La comparution immédiate
La prescription de l’action publique
Le réquisitoire supplétif
La suspicion légitime

La suspicion légitime

Explication

La suspicion légitime vise précisément à mettre en cause l’objectivité de la juridiction saisie. Le réquisitoire supplétif concerne l’extension des poursuites à de nouveaux faits.

3. Que distingue principalement la séparation entre instruction et poursuites ?

La différence entre procès civil et procédure disciplinaire
La distinction entre l’enquête judiciaire et l’engagement de l’action publique
Le partage entre juridictions civiles et administratives
La séparation entre les juges du siège et les greffiers

La distinction entre l’enquête judiciaire et l’engagement de l’action publique

Explication

Ce principe sépare l’activité d’enquête et d’instruction de celle qui déclenche et conduit les poursuites. Il sert à structurer la procédure pénale et à préserver les droits des parties.

4. Quel acteur engage le procès pénal en représentant l’intérêt général ?

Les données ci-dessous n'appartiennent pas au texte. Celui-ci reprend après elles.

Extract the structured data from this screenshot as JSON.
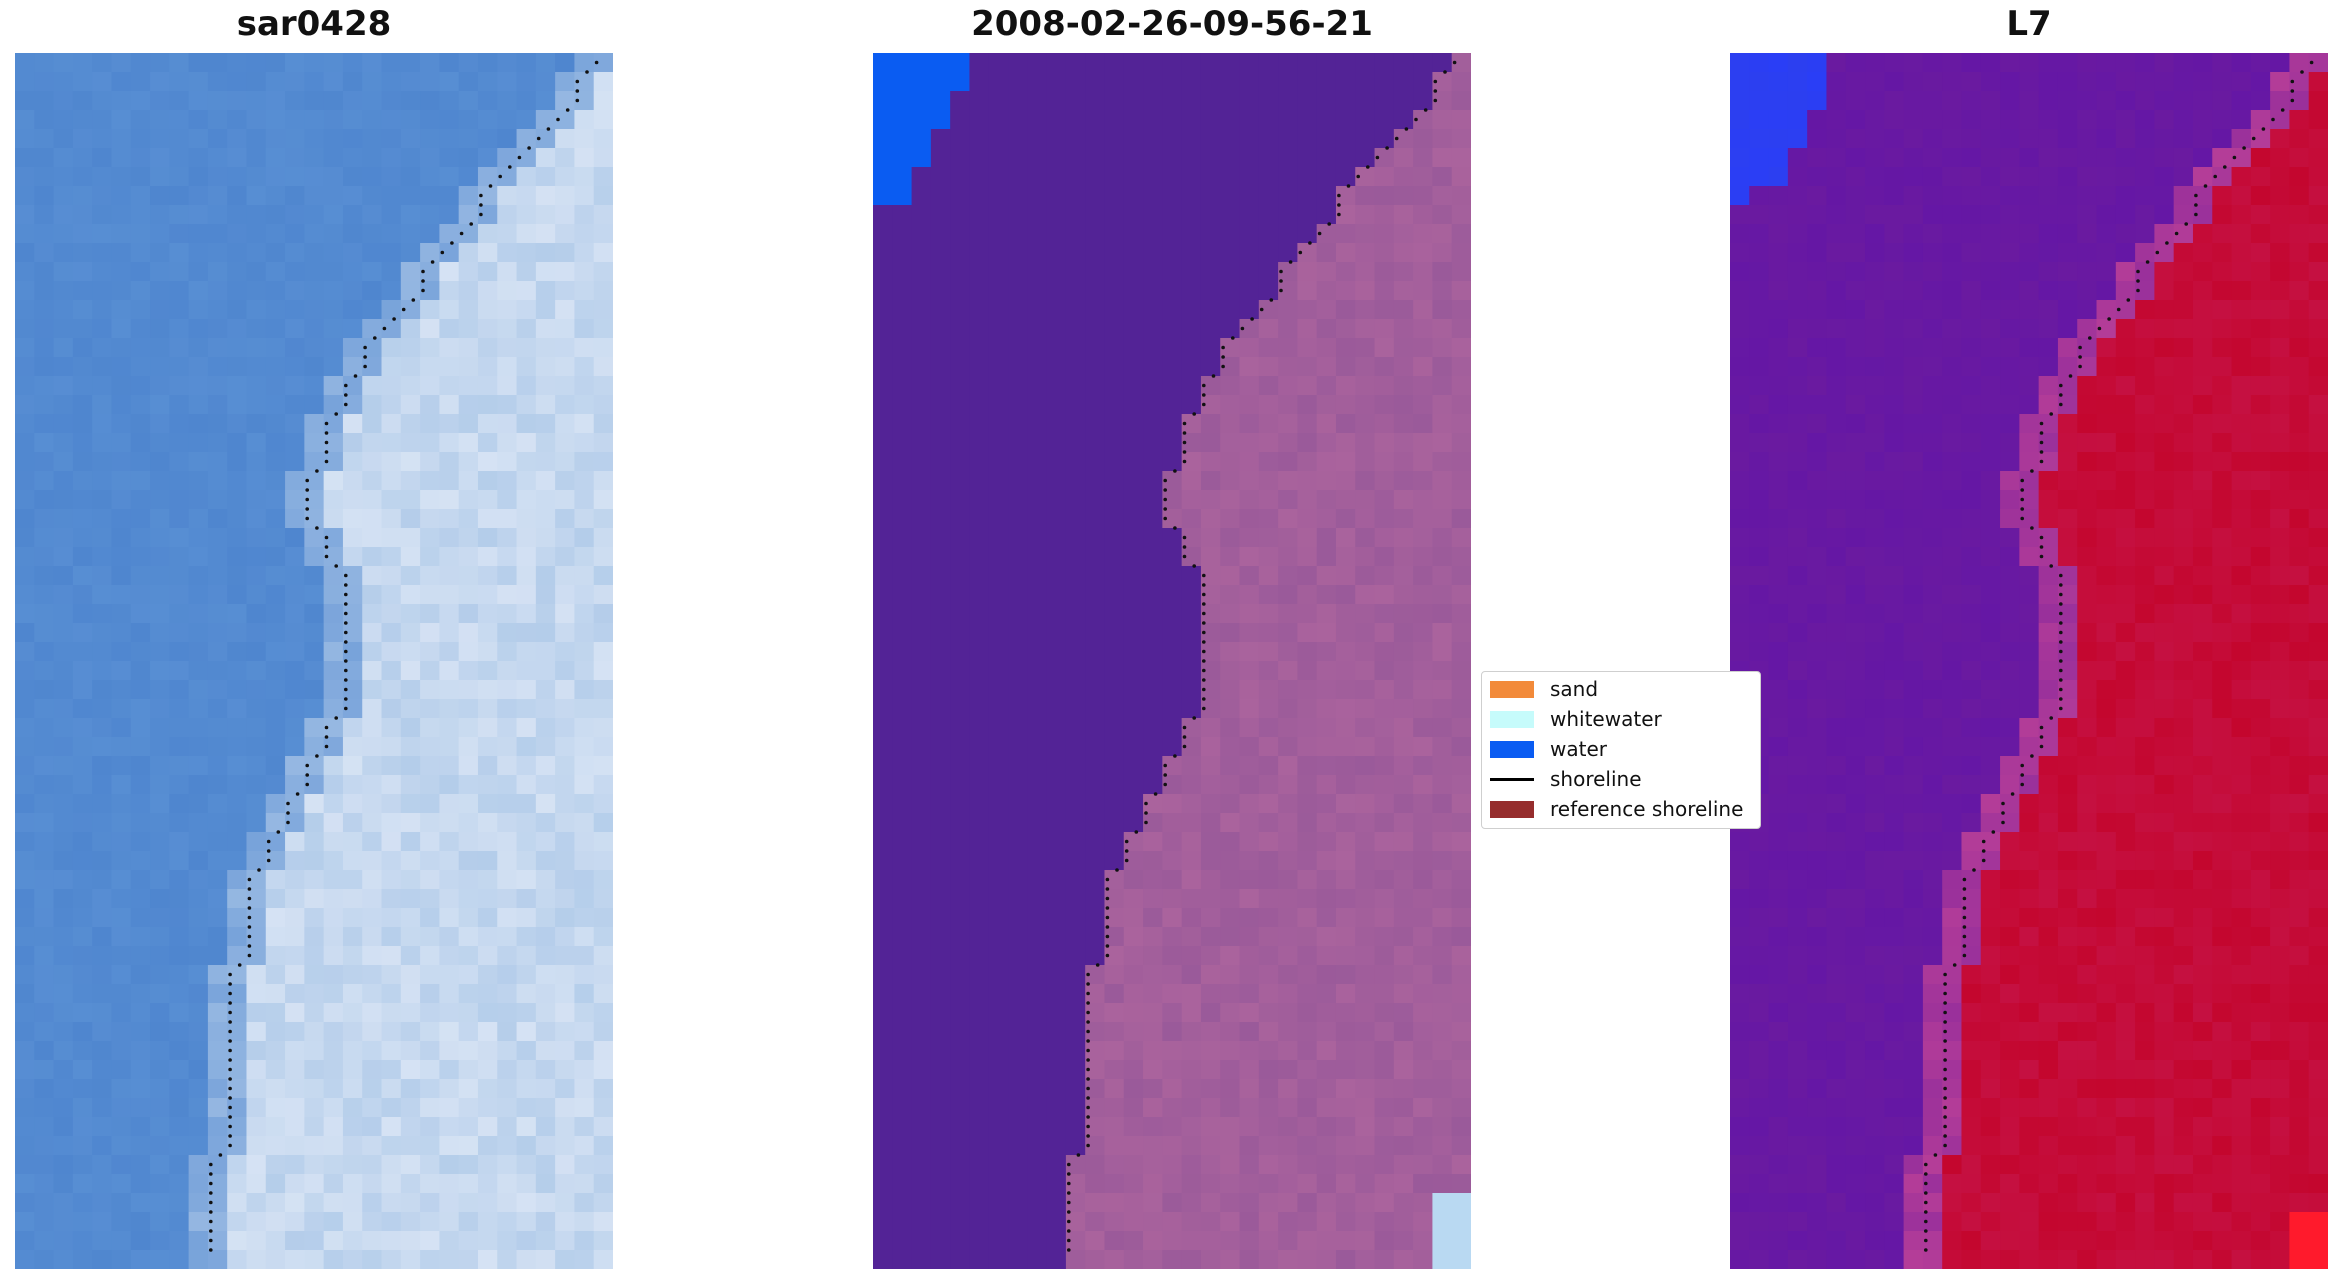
{
  "panels": [
    {
      "title": "sar0428",
      "kind": "rgb"
    },
    {
      "title": "2008-02-26-09-56-21",
      "kind": "classified"
    },
    {
      "title": "L7",
      "kind": "false-color"
    }
  ],
  "legend": {
    "items": [
      {
        "label": "sand",
        "color": "#f28a3a"
      },
      {
        "label": "whitewater",
        "color": "#c6fbfb"
      },
      {
        "label": "water",
        "color": "#0a5cf2"
      },
      {
        "label": "shoreline",
        "color": "#000000"
      },
      {
        "label": "reference shoreline",
        "color": "#962d2d"
      }
    ]
  },
  "colors": {
    "rgb_water": "#4f86cf",
    "rgb_land": "#b4cdea",
    "classified_water": "#532396",
    "classified_land": "#9a5a9a",
    "classified_water_class": "#0a5cf2",
    "classified_whitewater": "#b9d9f2",
    "fc_water": "#6a1aa0",
    "fc_land": "#c4062e",
    "fc_bright_water": "#2c3ff0",
    "fc_bright_land": "#ff1a2c"
  }
}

Le procureur de la République
Le président de la cour d’assises
Le juge des libertés et de la détention
La chambre de l’instruction

Le procureur de la République

Explication

Le procureur de la République représente l’intérêt général et engage l’action publique. Le juge des libertés et de la détention intervient surtout sur les mesures privatives de liberté.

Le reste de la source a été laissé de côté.